Gene profiling of naïve Na_V1.8+ nodose ganglion neurons reveals expression of nociceptor markers and VIP (A). A VIP reporter mouse (B, VIP-Cre^+/−EGFP/td-tomato^+/− green) reveals that ~80% of Na_V1.8⁺ (magenta) nodose ganglion neurons express VIP (green) (scale bar = 50 μm) (B). IL-5 (1h, 3 ug/ml) induced VIP release from nodose ganglion neurons from OVA-exposed mice (C). These mice have elevated BALF VIP levels on day 21 compared to vehicle-exposed mice (white bar), which is decreased by QX-314 treatment (100 μM, day 18; blue bar) (D). In OVA-exposed lungs, the VPAC2 antagonist PG 99465 (100 nM, every 12h for 48h starting on day 16; pink squares) did not impact resident ILC2 numbers (E) but reduced ILC2activation; IL-13⁺ cells (F). The VPAC2 agonist BAY 55-9837 (10nM, every 12h for 96h; red squares) increased, and the VPAC2 antagonist PG 99465 (100 nM, every 12h for 96h; pink squares) decreased CD4⁺ cell numbers(G) and IL-5 mRNA expression in FACS-sorted CD4⁺ cells (H). Mean ± S.E.M; Two-tailed unpaired Student’s t-test (n = 3–14 animals/group; 1–2 cohorts).

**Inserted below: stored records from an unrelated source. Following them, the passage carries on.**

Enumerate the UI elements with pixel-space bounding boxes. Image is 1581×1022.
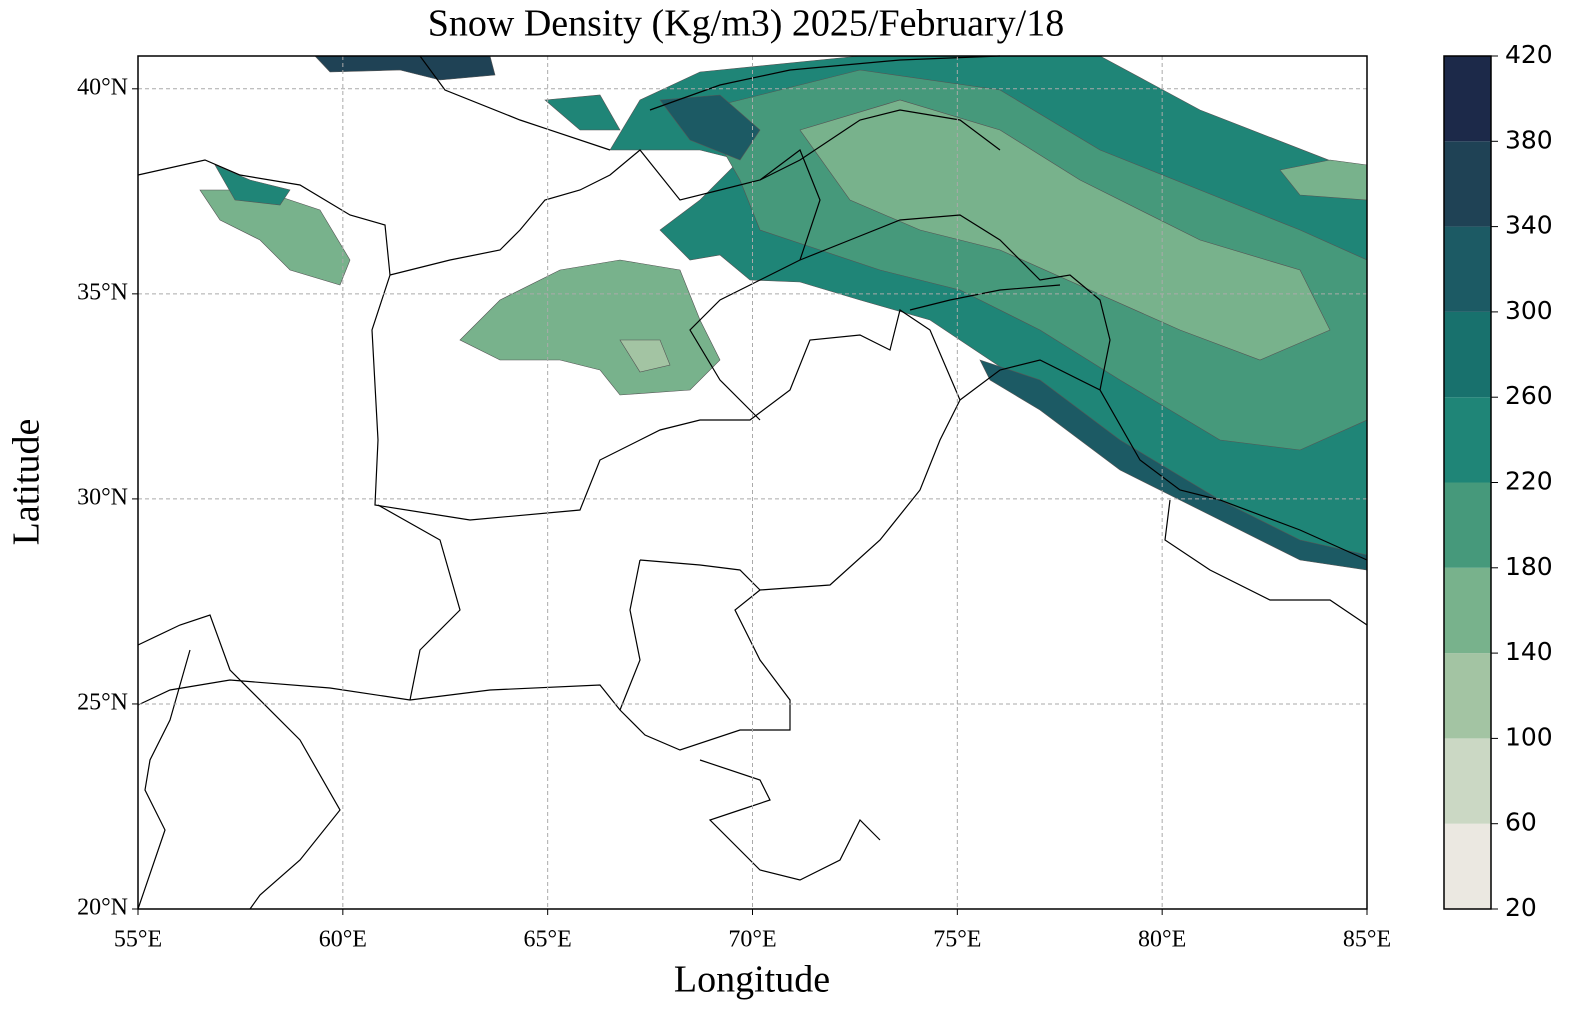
snow-area	[659, 94, 761, 161]
plot-frame	[137, 55, 1368, 910]
y-tick-label: 20°N	[77, 895, 128, 921]
colorbar-level	[1444, 653, 1491, 739]
border	[959, 359, 1368, 626]
border	[377, 504, 461, 701]
x-tick-label: 80°E	[1138, 927, 1186, 953]
x-tick-label: 55°E	[114, 927, 162, 953]
colorbar-level	[1444, 482, 1491, 568]
snow-area	[799, 99, 1331, 361]
colorbar-tick-label: 300	[1505, 296, 1553, 325]
y-tick-label: 35°N	[77, 279, 128, 305]
border	[419, 55, 1001, 181]
colorbar-tick-label: 220	[1505, 467, 1553, 496]
colorbar-tick-label: 340	[1505, 211, 1553, 240]
border	[137, 679, 411, 706]
y-tick-label: 25°N	[77, 689, 128, 715]
colorbar-tick-label: 420	[1505, 40, 1553, 69]
colorbar-level	[1444, 567, 1491, 654]
border	[699, 759, 881, 881]
colorbar-level	[1444, 823, 1491, 909]
x-tick-label: 85°E	[1343, 927, 1391, 953]
snow-area	[619, 339, 671, 373]
snow-area	[544, 94, 621, 131]
x-tick-label: 70°E	[728, 927, 776, 953]
colorbar-level	[1444, 56, 1491, 142]
x-tick-label: 60°E	[319, 927, 367, 953]
axes: 55°E 60°E 65°E 70°E 75°E 80°E 85°E 20°N 25°N 30°N…	[77, 56, 1391, 953]
colorbar-level	[1444, 311, 1491, 398]
border	[389, 149, 821, 421]
colorbar-tick-label: 380	[1505, 125, 1553, 154]
border	[619, 559, 761, 711]
y-tick-label: 30°N	[77, 484, 128, 510]
colorbar-level	[1444, 226, 1491, 312]
border	[137, 614, 341, 910]
x-axis-label: Longitude	[674, 959, 830, 1001]
snow-area	[314, 55, 496, 81]
snow-area	[459, 259, 721, 396]
snow-area	[214, 164, 291, 206]
colorbar-level	[1444, 397, 1491, 483]
colorbar-level	[1444, 738, 1491, 824]
border	[137, 159, 961, 751]
border	[799, 214, 1111, 391]
chart-title: Snow Density (Kg/m3) 2025/February/18	[428, 3, 1064, 45]
y-axis-label: Latitude	[6, 419, 48, 546]
colorbar-tick-label: 140	[1505, 637, 1553, 666]
colorbar-tick-label: 100	[1505, 722, 1553, 751]
borders	[137, 55, 1368, 910]
x-tick-label: 75°E	[933, 927, 981, 953]
colorbar-level	[1444, 141, 1491, 227]
colorbar-tick-label: 20	[1505, 893, 1537, 922]
x-tick-label: 65°E	[524, 927, 572, 953]
colorbar-tick-label: 180	[1505, 552, 1553, 581]
colorbar-tick-label: 60	[1505, 808, 1537, 837]
border	[137, 649, 191, 910]
colorbar-tick-label: 260	[1505, 381, 1553, 410]
snow-layer	[199, 55, 1368, 571]
y-tick-label: 40°N	[77, 74, 128, 100]
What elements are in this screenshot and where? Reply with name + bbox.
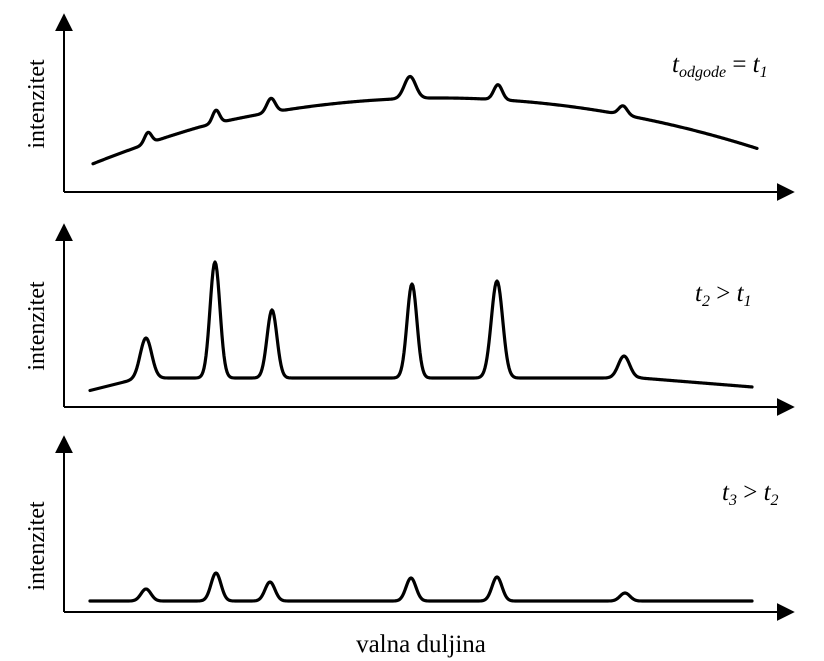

Figure 8. Model of nociceptor involvement in type-2 inflammation

During allergen exposure, lung afferents are activated by dendritic and epithelial cells. Dendritic cells also polarize precursor T_H cells into T_H2 cells. Activated nociceptors release VIP, which stimulates lung resident ILC2 and newly differentiated T_H2 cells via the VPAC2 receptor. Type 2 cytokines, including IL-5 and IL-13, are released by ILC2 and T_H2 cells and initiate the chemotaxis and activation of eosinophils and macrophages, IgE secretion by B cells, mucus production by goblet cells, and smooth muscle contraction, culminating in allergic inflammation and bronchial hyperresponsiveness. IL-5 activates nociceptors to trigger VIP and other neuropeptide release leading to additional IL-5 production. Scheme inspired by Licona-Limon et al., 2013; Vercelli, 2008.